My foot stretched for the next foothold. As my hand reached out for a rock, it slid off a sharp edge, slicing my palm down the center. I cried out at the pain and clung with my other hand to the rock.

Shit shit shit.

“I’m so sorry, Vern,” I whispered to the sky. How the hell was I going to climb down with only one hand?

I remembered the last thing he’d said to me. I was leaving the library for the day, and he looked at me. “Just keep moving forward,” he said quietly. Vern believed in me. He thought I could do this. For him, I had to. I would.

I went over the facts in my head, tried to keep them straight, repeating them like a mantra.

But the symbols just kept burrowing in my eyes, and the birds sounded closer now.

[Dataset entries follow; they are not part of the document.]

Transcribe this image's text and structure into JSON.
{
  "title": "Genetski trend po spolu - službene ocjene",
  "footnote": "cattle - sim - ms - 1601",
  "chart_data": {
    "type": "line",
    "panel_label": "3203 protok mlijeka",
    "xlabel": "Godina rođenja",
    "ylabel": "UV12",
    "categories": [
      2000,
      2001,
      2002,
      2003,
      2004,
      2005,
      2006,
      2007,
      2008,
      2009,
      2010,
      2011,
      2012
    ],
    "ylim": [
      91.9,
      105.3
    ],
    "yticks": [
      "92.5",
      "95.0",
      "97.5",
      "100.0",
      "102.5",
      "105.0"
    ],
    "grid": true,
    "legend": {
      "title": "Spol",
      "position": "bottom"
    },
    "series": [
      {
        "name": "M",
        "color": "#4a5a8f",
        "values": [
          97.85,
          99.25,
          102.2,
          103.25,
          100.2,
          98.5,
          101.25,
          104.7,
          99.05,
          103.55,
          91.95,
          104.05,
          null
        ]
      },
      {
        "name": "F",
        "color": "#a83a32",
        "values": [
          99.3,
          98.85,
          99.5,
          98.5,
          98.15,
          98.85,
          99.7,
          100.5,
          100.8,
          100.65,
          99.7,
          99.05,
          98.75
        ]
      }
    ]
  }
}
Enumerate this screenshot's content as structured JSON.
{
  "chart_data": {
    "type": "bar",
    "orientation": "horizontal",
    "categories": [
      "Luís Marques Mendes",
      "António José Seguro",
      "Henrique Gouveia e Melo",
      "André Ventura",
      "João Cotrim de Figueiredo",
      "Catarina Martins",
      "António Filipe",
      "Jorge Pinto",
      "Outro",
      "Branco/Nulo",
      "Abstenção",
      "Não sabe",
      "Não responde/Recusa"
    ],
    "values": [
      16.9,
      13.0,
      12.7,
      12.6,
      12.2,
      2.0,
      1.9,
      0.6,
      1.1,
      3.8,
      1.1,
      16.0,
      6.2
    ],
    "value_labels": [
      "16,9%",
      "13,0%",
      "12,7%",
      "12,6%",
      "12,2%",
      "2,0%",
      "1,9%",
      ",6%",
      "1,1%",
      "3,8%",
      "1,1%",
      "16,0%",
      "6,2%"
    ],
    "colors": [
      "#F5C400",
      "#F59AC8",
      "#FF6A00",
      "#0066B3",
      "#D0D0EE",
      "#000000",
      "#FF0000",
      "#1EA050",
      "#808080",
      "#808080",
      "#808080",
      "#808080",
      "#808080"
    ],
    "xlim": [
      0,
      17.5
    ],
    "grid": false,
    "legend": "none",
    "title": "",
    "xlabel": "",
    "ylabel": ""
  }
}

My eyes yearned for light, and my heart thumped erratically in my chest.

The flap of wings sounded near my ears, and a wild screech filled the air. The bird was going in for the kill.

Wings beat furiously; beaks pierced my neck, my face. I swung my arms to keep them all off me, shoving away razor-sharp talons. My foot slipped, and my remaining grip on the rock fell away.

A scream ripped apart the air—mine, I realized—and then I was falling.

FROM THE JOURNAL OF DANICA STEWART

APRIL 2ND[THE DAY AFTER THE MURDER]

Then if this mortal Body thou forsake,

And thy glad Flight to the pure Æther take,

Among the Gods exalted shalt thou shine,

Immortal, Incorruptible, Divine:

The Tyrant Death securely shalt thou brave,

And scorn the dark Dominion of the Grave.